You should now see the canary reject the broken fix, so it is never promoted, and the gate fail:

  [FAIL] fix canaried & promoted to live
6/7 checks passed
EVAL GATE: FAIL (exit 1) - a Part E pattern did not hold
exit: 1

The canary refused to ship a release that did not hold quality, and the gate turned red. Undo your change to make it green again. (This is the M26 loop: a regression makes the exit code non-zero.)

Step 7: Show it

Post in the chat your section G trace (all three modules firing on one incident), or the moment in Step 6 where the gate caught the broken fix.

If you get stuck

ModuleNotFoundError -> run from inside the folder with parts.py and drill.py.
The gate is green after Step 6 -> make sure you edited v3_fix (the fix), not v2_regressed, and saved the file. The canary compares the fix to the live baseline on the eval set.
"Which line is which module?" -> every block in parts.py has a header naming its source module (M31, M32, or M33).

Check yourself

Why mitigate (roll back) before finding the root cause?

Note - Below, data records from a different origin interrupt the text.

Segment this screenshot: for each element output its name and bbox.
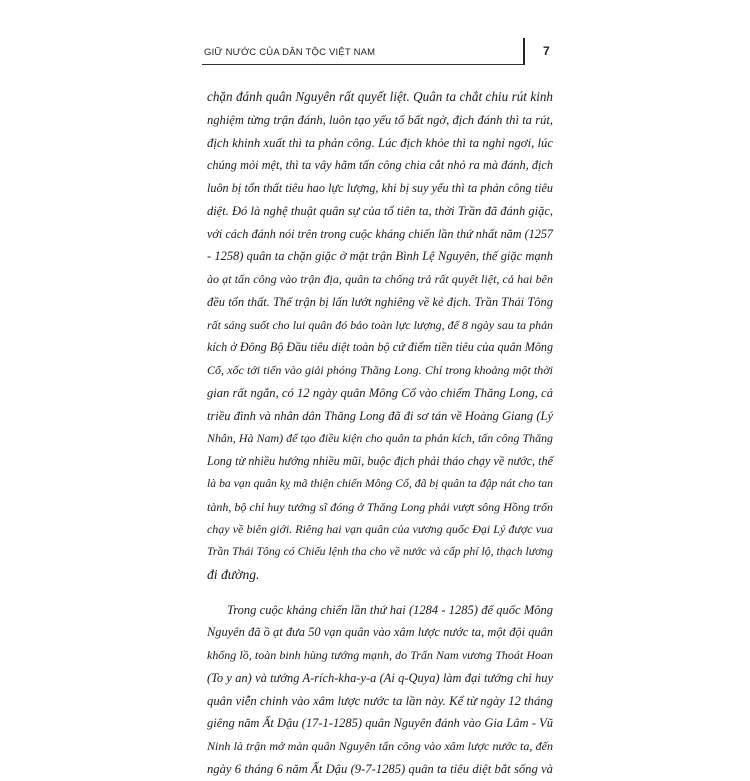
- text-line: luôn bị tổn thất tiêu hao lực lượng, khi bị suy yếu thì ta phản công tiêu: [207, 181, 553, 195]
- running-head-title: GIỮ NƯỚC CỦA DÂN TỘC VIỆT NAM: [204, 47, 376, 58]
- text-line: Nhân, Hà Nam) để tạo điều kiện cho quân ta phản kích, tấn công Thăng: [207, 431, 553, 446]
- header-rule: [202, 64, 524, 65]
- header-vertical-bar: [523, 38, 525, 65]
- text-line: với cách đánh nói trên trong cuộc kháng chiến lần thứ nhất năm (1257: [207, 226, 553, 241]
- paragraph-1: [207, 86, 553, 587]
- text-line: triều đình và nhân dân Thăng Long đã đi sơ tán về Hoàng Giang (Lý: [207, 408, 553, 423]
- text-line: rất sáng suốt cho lui quân đó bảo toàn lực lượng, để 8 ngày sau ta phản: [207, 317, 553, 332]
- text-line: chặn đánh quân Nguyên rất quyết liệt. Quân ta chắt chiu rút kinh: [207, 89, 553, 104]
- text-line: nghiệm từng trận đánh, luôn tạo yếu tố bất ngờ, địch đánh thì ta rút,: [207, 112, 553, 127]
- text-line: ào ạt tấn công vào trận địa, quân ta chống trả rất quyết liệt, cả hai bên: [207, 272, 553, 286]
- text-line: diệt. Đó là nghệ thuật quân sự của tổ tiên ta, thời Trần đã đánh giặc,: [207, 203, 553, 218]
- text-line: kích ở Đông Bộ Đầu tiêu diệt toàn bộ cứ điểm tiền tiêu của quân Mông: [207, 340, 553, 355]
- text-line: đi đường.: [207, 566, 260, 582]
- text-line: giêng năm Ất Dậu (17-1-1285) quân Nguyên đánh vào Gia Lâm - Vũ: [207, 716, 553, 731]
- text-line: khổng lồ, toàn binh hùng tướng mạnh, do Trấn Nam vương Thoát Hoan: [207, 648, 553, 662]
- text-line: là ba vạn quân kỵ mã thiện chiến Mông Cổ, đã bị quân ta đập nát cho tan: [207, 476, 553, 490]
- text-line: Long từ nhiều hướng nhiều mũi, buộc địch phải tháo chạy về nước, thế: [207, 454, 553, 468]
- text-line: chạy về biên giới. Riêng hai vạn quân của vương quốc Đại Lý được vua: [207, 522, 553, 537]
- text-line: địch khinh xuất thì ta phản công. Lúc địch khỏe thì ta nghỉ ngơi, lúc: [207, 135, 553, 150]
- text-line: - 1258) quân ta chặn giặc ở mặt trận Bình Lệ Nguyên, thế giặc mạnh: [207, 249, 553, 264]
- text-line: quân viễn chinh vào xâm lược nước ta lần này. Kể từ ngày 12 tháng: [207, 693, 553, 708]
- text-line: Ninh là trận mở màn quân Nguyên tấn công vào xâm lược nước ta, đến: [207, 739, 553, 753]
- paragraph-spacer: [207, 587, 553, 599]
- text-line: Cổ, xốc tới tiến vào giải phóng Thăng Long. Chỉ trong khoảng một thời: [207, 363, 553, 377]
- text-line: (To y an) và tướng A-rích-kha-y-a (Ai q-Quya) làm đại tướng chỉ huy: [207, 670, 553, 685]
- text-line: Nguyên đã ồ ạt đưa 50 vạn quân vào xâm lược nước ta, một đội quân: [207, 625, 553, 640]
- text-line: chúng mỏi mệt, thì ta vây hãm tấn công chia cắt nhỏ ra mà đánh, địch: [207, 158, 553, 173]
- text-line: gian rất ngắn, có 12 ngày quân Mông Cổ vào chiếm Thăng Long, cả: [207, 385, 553, 400]
- body-text: [207, 86, 553, 781]
- text-line: Trần Thái Tông có Chiếu lệnh tha cho về nước và cấp phí lộ, thạch lương: [207, 545, 553, 558]
- text-line: đều tổn thất. Thế trận bị lấn lướt nghiêng về kẻ địch. Trần Thái Tông: [207, 294, 553, 309]
- text-line: ngày 6 tháng 6 năm Ất Dậu (9-7-1285) quân ta tiêu diệt bắt sống và: [207, 761, 553, 776]
- text-line: Trong cuộc kháng chiến lần thứ hai (1284 - 1285) đế quốc Mông: [227, 602, 553, 617]
- paragraph-2: [207, 599, 553, 781]
- page-number: 7: [543, 44, 550, 58]
- text-line: tành, bộ chỉ huy tướng sĩ đóng ở Thăng Long phải vượt sông Hồng trốn: [207, 499, 553, 514]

Users are hurting now. A rollback to the last-good release is a safe, one-call way to make them healthy immediately. Root-cause analysis can take hours and is done after the service recovers, not before. The drill recovers the SLI from 80% to 100% the instant it rolls back.

How does the regression case (M31 → M26) make the system safer?

The incident's postmortem produces an eval case that the bad release fails and the fix passes. Added to the gate, it means CI will catch that exact bug before it can ship again. Each incident leaves behind a test, so the system gets more reliable over time.

Why canary the fix instead of just deploying it?

Because the original bug shipped precisely because a release went out with no canary. The canary scores the candidate against the live baseline on the eval set (now including the regression case) and promotes only if quality holds, so a "fix" that re-breaks something is rejected before users see it.

What does the eval gate's exit code give you?

A machine-checkable verdict on the whole shift. Exit 0 means every Part E pattern held; non-zero means one did not. That is exactly what CI (M26) keys on to block a bad change automatically.